WASHINGTON (Legal Newsline) – It appears unlikely that the U.S. Supreme Court will review a judgment that says the Federal Communications Commission does not have the authorization to require businesses to include an “opt-out” notice on solicited fax advertisements.

“I would be surprised if the Supreme Court took up this issue because the reasons typically justifying Supreme Court review are just not present,” attorney Justin O’Neill Kay told Legal Newsline.

Justin O. Kay
Justin O. Kay

Kay, an attorney with the Chicago-based law firm of Drinker Biddle & Reath, is experienced in cases involving the Telephone Communications Protection Act, originally passed in 1991. The act prohibits the sending of “unsolicited” facsimile or fax advertisements advertising property, goods or services without the recipient’s approval written or otherwise.

In 2005, Congress amended the TCPA with the Junk Fax Act addition, creating an exception to the rule to permit an unsolicited fax advertisement to be faxed to a recipient if the sender and the recipient have an “established business relationship,” or EBR, and if opt-out language is included in the fax.

A 2006 order by the FCC, however, sought to require opt-out language on both EBR faxes and solicited fax advertisements.

“Plaintiffs’ attorneys seized on this and began filing lawsuits claiming that even though their clients specifically requested faxes, they were entitled to damages of $500 to $1,500 per fax because those faxes did not include the specific opt-out language,” Kay said.

Defendants sought relief from the FCC, and in 2014 a divided FCC (a three-Democrat majority versus two Republican dissenters) issued an order that the FCC had the authority to require opt-out notices on solicited fax advertisements. Kay noted that the FCC had agreed its 2006 decision was unclear and granted waivers of the requirement to individuals and entities.

The plaintiffs included Bais Yaakov, a Jewish Orthodox elementary and secondary school in New York. The defendants included Anda, a generic drug company. Both sides appealed. The cases were consolidated in the U.S. District Court for the District of Columbia.

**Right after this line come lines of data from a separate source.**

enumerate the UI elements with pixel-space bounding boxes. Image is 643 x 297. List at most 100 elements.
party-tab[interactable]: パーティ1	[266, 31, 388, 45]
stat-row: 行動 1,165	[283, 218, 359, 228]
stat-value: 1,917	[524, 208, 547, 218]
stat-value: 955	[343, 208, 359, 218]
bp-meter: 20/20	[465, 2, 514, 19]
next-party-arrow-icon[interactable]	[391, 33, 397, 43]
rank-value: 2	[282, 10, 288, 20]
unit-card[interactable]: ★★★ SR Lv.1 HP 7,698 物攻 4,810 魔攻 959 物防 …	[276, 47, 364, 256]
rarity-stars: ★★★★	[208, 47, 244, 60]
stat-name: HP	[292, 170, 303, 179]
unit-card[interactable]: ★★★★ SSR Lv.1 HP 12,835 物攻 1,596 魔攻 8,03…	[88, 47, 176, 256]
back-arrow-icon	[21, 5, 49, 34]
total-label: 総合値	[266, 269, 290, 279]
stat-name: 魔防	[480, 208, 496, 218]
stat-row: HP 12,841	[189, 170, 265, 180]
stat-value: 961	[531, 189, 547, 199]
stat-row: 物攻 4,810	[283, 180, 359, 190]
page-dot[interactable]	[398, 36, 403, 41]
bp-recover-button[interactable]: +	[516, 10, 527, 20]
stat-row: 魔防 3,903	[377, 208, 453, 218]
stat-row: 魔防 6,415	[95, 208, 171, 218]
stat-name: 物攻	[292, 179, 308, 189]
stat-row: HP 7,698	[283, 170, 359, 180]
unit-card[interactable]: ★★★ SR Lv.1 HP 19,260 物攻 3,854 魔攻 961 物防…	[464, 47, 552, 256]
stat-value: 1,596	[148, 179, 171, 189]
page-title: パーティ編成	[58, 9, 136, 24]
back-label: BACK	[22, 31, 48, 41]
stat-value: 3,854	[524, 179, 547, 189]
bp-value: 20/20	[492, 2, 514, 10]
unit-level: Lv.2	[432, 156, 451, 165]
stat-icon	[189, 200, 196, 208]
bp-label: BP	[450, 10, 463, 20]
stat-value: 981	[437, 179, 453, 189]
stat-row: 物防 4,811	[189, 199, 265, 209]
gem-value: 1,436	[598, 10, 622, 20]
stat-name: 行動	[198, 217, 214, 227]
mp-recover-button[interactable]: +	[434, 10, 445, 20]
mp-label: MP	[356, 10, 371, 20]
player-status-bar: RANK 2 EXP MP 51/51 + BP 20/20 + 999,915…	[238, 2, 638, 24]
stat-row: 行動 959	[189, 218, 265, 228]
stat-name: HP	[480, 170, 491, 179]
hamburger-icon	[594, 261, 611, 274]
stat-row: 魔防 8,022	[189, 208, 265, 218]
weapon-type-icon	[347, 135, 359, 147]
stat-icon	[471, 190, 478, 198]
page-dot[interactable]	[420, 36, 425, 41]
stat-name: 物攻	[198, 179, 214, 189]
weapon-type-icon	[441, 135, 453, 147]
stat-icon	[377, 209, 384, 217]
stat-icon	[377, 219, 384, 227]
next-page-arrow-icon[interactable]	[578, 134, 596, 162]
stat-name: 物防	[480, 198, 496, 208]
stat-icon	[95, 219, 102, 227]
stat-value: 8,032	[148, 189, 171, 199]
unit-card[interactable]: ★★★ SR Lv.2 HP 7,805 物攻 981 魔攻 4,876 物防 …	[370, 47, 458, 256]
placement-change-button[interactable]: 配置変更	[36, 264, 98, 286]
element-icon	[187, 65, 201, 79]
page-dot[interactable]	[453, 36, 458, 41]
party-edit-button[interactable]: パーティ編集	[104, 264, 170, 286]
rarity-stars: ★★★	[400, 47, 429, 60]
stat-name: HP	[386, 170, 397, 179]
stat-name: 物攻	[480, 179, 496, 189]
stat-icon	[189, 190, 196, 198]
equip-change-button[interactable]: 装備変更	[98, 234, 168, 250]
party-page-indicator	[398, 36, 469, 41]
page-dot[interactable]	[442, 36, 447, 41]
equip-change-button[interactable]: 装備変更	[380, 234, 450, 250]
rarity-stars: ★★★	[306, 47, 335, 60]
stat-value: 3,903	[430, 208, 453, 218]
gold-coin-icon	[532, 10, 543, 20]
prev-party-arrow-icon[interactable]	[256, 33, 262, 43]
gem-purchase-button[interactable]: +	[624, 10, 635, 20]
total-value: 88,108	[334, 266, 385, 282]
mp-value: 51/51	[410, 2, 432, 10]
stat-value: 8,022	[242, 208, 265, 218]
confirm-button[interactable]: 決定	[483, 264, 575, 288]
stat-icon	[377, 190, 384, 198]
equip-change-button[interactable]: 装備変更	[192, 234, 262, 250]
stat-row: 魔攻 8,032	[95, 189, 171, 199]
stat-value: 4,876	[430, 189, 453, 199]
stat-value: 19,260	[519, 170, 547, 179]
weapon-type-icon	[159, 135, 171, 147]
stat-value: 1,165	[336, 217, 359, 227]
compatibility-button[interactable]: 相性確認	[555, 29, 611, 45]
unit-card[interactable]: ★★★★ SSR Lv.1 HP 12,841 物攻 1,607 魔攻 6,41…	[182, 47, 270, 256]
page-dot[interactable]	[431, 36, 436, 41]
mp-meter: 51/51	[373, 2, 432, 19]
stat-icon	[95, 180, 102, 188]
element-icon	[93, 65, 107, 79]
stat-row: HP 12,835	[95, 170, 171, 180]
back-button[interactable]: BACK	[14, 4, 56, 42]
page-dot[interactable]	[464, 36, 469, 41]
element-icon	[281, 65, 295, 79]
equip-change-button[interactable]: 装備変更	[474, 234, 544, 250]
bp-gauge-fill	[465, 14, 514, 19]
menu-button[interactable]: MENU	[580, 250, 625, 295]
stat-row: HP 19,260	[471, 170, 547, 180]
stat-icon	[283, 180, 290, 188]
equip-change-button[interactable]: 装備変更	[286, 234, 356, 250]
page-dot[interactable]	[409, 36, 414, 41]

On Jan. 16, the FCC and defendant companies being sued over alleged violations of the TCPA urged the U.S. Supreme Court to reject an earlier petition filed by the plaintiffs seeking a review of a March 2017 U.S. Court of Appeals for the D.C. Circuit decision.

“The D.C. Circuit disagreed with the FCC and held that although the act requires an opt-out notice on unsolicited fax advertisements, it does not require a similar opt-out notice on solicited fax advertisements,” Kay said. “Nor does it grant the FCC authority to require opt-out notices on solicited fax advertisements.”

Plaintiffs had typically sought to certify classes in TCPA fax lawsuits because a class eliminated the individual issue of whether a fax was solicited nor not.

“When the D.C. Circuit eliminated the opt-out notice requirement for solicited faxes, plaintiffs’ attorneys were faced with a much tougher hill to climb,” Kay said. “District courts have already started using the decision to deny certification of such classes. That’s why the plaintiffs are seeking Supreme Court review; it’s a case-killer.”

Kay said the FCC no longer supports the plaintiffs’ interpretation in the class action because with the advent of the Trump Administration, there is a Republican majority on the FCC.

“The dissenting view is now the official (FCC) position that Congress did not authorize the FCC to require opt-out notices on solicited fax advertisements,” he said.